= Reginald Ward Poole =

Sir Reginald Ward Edward Lane Poole, KCVO (23 November 1864 - 11 August 1941) was a prominent British solicitor who became President of the Law Society and, according to The Times, "to the public at large perhaps the best known solicitor of his day".

==Biography==
Poole was born in Paddington, London, the son of Professor Reginald Stuart Poole of London and Eliza Christina Forlonge of Tasmania. He was educated at Bedford School and at the University of London.

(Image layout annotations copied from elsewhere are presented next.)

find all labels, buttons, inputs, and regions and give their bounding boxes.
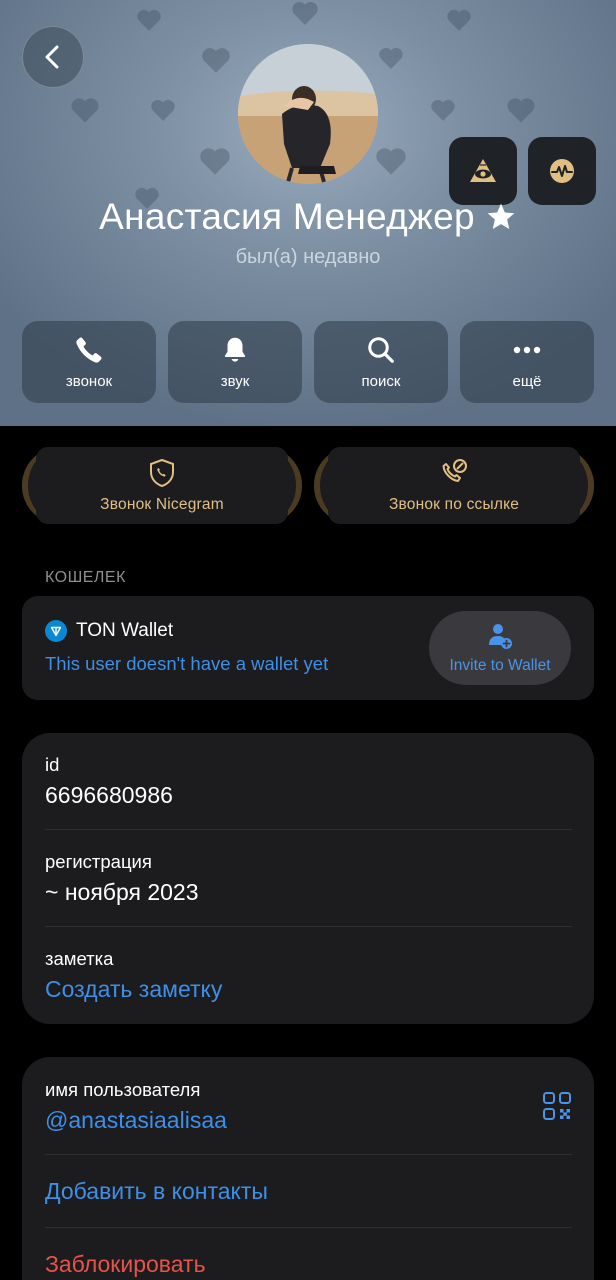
divider — [45, 926, 572, 927]
more-button[interactable]: ещё — [460, 321, 594, 403]
heart-pattern-icon — [70, 96, 100, 124]
heart-pattern-icon — [374, 146, 408, 176]
more-dots-icon — [513, 346, 541, 353]
link-call-button[interactable]: Звонок по ссылке — [314, 447, 594, 524]
username-row[interactable]: имя пользователя @anastasiaalisaa — [45, 1079, 571, 1134]
search-button[interactable]: поиск — [314, 321, 448, 403]
link-call-label: Звонок по ссылке — [388, 495, 520, 513]
eye-pyramid-icon — [470, 159, 496, 182]
registration-row: регистрация ~ ноября 2023 — [45, 851, 571, 906]
qr-code-icon — [543, 1092, 571, 1120]
call-label: звонок — [65, 372, 113, 390]
avatar[interactable] — [238, 44, 378, 184]
profile-name-text: Анастасия Менеджер — [99, 196, 475, 237]
wallet-section-title: КОШЕЛЕК — [45, 569, 126, 586]
phone-icon — [76, 336, 102, 363]
waveform-badge-button[interactable] — [528, 137, 596, 205]
ton-wallet-title: TON Wallet — [76, 620, 174, 641]
username-value[interactable]: @anastasiaalisaa — [45, 1107, 571, 1134]
id-value: 6696680986 — [45, 782, 173, 808]
back-button[interactable] — [22, 26, 84, 88]
sound-button[interactable]: звук — [168, 321, 302, 403]
heart-pattern-icon — [200, 46, 232, 74]
eye-pyramid-button[interactable] — [449, 137, 517, 205]
star-icon — [487, 203, 515, 229]
invite-label: Invite to Wallet — [449, 657, 551, 674]
id-row[interactable]: id 6696680986 — [45, 754, 571, 809]
wallet-subtitle: This user doesn't have a wallet yet — [45, 653, 329, 674]
block-user-link[interactable]: Заблокировать — [45, 1251, 571, 1278]
profile-actions: звонок звук поиск ещё — [22, 321, 594, 403]
shield-phone-icon — [149, 458, 174, 487]
registration-value: ~ ноября 2023 — [45, 879, 199, 905]
nicegram-call-button[interactable]: Звонок Nicegram — [22, 447, 302, 524]
ton-wallet-row: TON Wallet — [45, 620, 173, 642]
username-label: имя пользователя — [45, 1079, 201, 1100]
call-button[interactable]: звонок — [22, 321, 156, 403]
profile-name: Анастасия Менеджер — [0, 196, 616, 238]
block-row: Заблокировать — [45, 1251, 571, 1278]
sound-label: звук — [220, 372, 250, 390]
add-contact-row: Добавить в контакты — [45, 1178, 571, 1205]
id-label: id — [45, 754, 60, 775]
bell-icon — [224, 337, 246, 362]
username-card: имя пользователя @anastasiaalisaa Добави… — [22, 1057, 594, 1280]
heart-pattern-icon — [198, 146, 232, 176]
heart-pattern-icon — [136, 8, 162, 32]
search-icon — [368, 336, 394, 363]
divider — [45, 829, 572, 830]
last-seen-status: был(а) недавно — [235, 246, 381, 268]
heart-pattern-icon — [290, 0, 320, 26]
waveform-badge-icon — [550, 159, 574, 183]
qr-code-button[interactable] — [542, 1091, 572, 1121]
create-note-link[interactable]: Создать заметку — [45, 976, 571, 1003]
more-label: ещё — [512, 372, 542, 390]
wallet-card: TON Wallet This user doesn't have a wall… — [22, 596, 594, 700]
profile-header: Анастасия Менеджер был(а) недавно звонок… — [0, 0, 616, 426]
divider — [45, 1227, 572, 1228]
phone-link-icon — [442, 458, 467, 482]
nicegram-call-label: Звонок Nicegram — [100, 495, 224, 513]
ton-icon — [45, 620, 67, 642]
note-label: заметка — [45, 948, 114, 969]
heart-pattern-icon — [430, 98, 456, 122]
add-contact-link[interactable]: Добавить в контакты — [45, 1178, 571, 1205]
divider — [45, 1154, 572, 1155]
note-row: заметка Создать заметку — [45, 948, 571, 1003]
registration-label: регистрация — [45, 851, 152, 872]
chevron-left-icon — [45, 45, 59, 69]
heart-pattern-icon — [150, 98, 176, 122]
invite-to-wallet-button[interactable]: Invite to Wallet — [429, 611, 571, 685]
info-card: id 6696680986 регистрация ~ ноября 2023 … — [22, 733, 594, 1024]
heart-pattern-icon — [378, 46, 404, 70]
add-user-icon — [489, 624, 512, 649]
heart-pattern-icon — [446, 8, 472, 32]
search-label: поиск — [361, 372, 401, 390]
heart-pattern-icon — [506, 96, 536, 124]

He was articled to Sir George Lewis, 1st Baronet in 1887, admitted as a solicitor in 1891, and became a partner of Lewis and Lewis, one of the best known legal firms in the country, in 1894, becoming sole partner of the firm in 1927. He was a member of the Council of the Law Society, between 1919 and 1940, President of the Law Society, between 1933 and 1934, Chairman of the Discipline Committee of the Law Society, a Member of the Royal Commission on Police Powers and Procedure, in 1929, and a Member of the Committee appointed by the Lord Chancellor to consider the Law of Defamation, in 1939.

Poole was made a Knight Bachelor in the 1928 Birthday Honours, gazetted on 1 June 1928, and a Knight Commander of the Royal Victorian Order in 1934. He died in London on 11 August 1941, aged 76.